Berdasarkan sejarah, Pertempuran Surabaya dilatarbelakangi adanya kedatangan pasukan sekutu pada 25 Oktober 1945 yang tergabung dalam Allied Forces Netherland East Indies (AFNEI).
AFNEI menginjakkan kaki pertama kali di Tanjung Perak, Surabaya. Kedatangan sekutu yang dipimpin oleh Jenderal Aubertin Walter Sothern Mallaby bertujuan mengamankan tawanan perang dan melucuti senjata tentara Jepang.
Tidak hanya itu, Sekutu juga bertugas untuk menciptakan ketertiban pasca Indonesia mengumumkan kemerdekaannya.
Ketertiban ini berarti seluruh masyarakat harus menyerahkan semua senjatanya, hal ini diumumkan sekutu melalui media selebaran yang ditempel di dinding dan di berbagai tempat pada masa itu.
Perintah sekutu ini tidak membuat masyarakat tunduk.
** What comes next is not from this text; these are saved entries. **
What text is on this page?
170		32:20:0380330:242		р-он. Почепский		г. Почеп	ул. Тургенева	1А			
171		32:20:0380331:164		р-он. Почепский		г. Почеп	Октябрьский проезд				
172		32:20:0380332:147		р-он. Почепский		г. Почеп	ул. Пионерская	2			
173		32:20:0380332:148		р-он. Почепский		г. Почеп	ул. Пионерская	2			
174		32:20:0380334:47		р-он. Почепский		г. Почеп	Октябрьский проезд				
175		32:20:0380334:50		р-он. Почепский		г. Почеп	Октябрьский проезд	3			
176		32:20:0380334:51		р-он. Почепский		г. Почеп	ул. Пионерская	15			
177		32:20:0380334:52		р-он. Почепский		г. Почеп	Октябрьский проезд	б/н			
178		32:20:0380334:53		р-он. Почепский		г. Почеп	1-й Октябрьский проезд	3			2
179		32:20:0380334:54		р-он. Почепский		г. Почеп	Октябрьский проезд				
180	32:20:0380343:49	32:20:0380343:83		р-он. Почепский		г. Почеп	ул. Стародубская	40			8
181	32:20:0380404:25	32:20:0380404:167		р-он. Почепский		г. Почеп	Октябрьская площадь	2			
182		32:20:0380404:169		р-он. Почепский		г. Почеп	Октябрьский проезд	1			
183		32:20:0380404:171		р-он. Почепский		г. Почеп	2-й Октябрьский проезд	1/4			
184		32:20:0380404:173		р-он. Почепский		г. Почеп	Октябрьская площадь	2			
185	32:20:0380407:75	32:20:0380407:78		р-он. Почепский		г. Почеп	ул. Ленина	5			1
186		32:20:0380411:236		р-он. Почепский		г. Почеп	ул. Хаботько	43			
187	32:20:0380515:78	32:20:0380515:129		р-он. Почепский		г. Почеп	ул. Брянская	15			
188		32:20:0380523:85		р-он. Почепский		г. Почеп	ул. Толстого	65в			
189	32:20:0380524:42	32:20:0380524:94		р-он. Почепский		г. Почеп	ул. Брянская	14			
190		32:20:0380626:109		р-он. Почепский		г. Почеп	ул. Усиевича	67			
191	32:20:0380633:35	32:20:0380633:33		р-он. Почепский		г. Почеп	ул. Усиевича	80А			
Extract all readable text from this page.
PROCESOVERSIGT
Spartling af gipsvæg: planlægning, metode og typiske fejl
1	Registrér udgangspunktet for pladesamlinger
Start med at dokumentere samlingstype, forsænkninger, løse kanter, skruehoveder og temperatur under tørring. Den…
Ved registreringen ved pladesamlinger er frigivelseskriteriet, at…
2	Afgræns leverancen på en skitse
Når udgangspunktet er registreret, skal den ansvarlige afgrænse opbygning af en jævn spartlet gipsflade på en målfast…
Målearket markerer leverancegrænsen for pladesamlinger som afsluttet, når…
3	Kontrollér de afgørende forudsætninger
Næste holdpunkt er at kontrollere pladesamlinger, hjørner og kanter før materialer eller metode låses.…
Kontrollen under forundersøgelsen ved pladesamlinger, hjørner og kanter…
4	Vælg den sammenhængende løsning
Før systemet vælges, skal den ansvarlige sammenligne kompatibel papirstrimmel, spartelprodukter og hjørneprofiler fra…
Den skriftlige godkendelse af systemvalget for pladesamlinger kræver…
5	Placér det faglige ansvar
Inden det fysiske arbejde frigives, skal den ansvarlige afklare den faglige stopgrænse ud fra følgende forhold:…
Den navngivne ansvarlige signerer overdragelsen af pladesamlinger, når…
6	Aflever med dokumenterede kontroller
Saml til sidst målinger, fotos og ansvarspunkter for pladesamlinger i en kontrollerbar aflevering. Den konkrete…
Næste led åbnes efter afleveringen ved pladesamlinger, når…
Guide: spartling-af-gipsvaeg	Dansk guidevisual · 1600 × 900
Justru mereka marah dan menolak untuk menyerahkan senjata yang dimilikinya.
Hingga akhirnya masyarakat Surabaya mulai menciptakan sumbu gerakan perlawanan dengan tujuan mengusir Sekutu dari tanah Surabaya.
Singkat cerita, gejolak dari kedua belah pihak memuncak pada tanggal 10 November 1945 dengan ditandai tewasnya Jenderal AWS Mallaby pada 30 Oktober 1945 dan enggannya masyarakat Surabaya menerima ultimatum Inggris untuk menyerahkan diri.
Pada 10 – 12 November Tentara Inggris terus menghujani tanah Surabaya dengan bom, yang banyak menelan korban dari masyarakat yang terlibat pertempuran bahkan anak-anak dan wanita yang tidak terlibat turut menjadi korban ganasnya perang.
Perlu diketahui bahwa tragedi 10 November menjadi pertempuran yang paling sering sepanjang masa revolusi menurut buku berjudul History of Modern Since C.1200 yang ditulis Ricklefs.
Pertempuran Surabaya belum berhenti hingga Desember 1945. Meskipun pada 30 November sekutu sudah berhasil menguasai Surabaya setelah melancarkan serangan bertubi-tubi yang mengakibatkan puluhan ribu masyarakat Surabaya tewas.
Sejarah panjang Pertempuran Surabaya yang menjadi simbol semangat pejuang untuk mempertahankan tanah airnya tentu menyimpan berbagai cerita yang terdiri dari rangkaian mozaik peristiwa.
Peristiwa besar tersebu pula yang menciptakan gerakan jihad santri hingga berdirinya monumen TRIP (Tentara Republik Indonesia Pelajar) di Jalan Gunung Sari, Surabaya, berikut di antaranya:
Nama Perobek Bendera di Hotel Yamato, 19 September 1945
Kusnowibowo adalah nama heroik yang menaiki Hotel Yamato untuk merobek bendera biru milik Belanda sehingga menjadi Bendera Merah Putih.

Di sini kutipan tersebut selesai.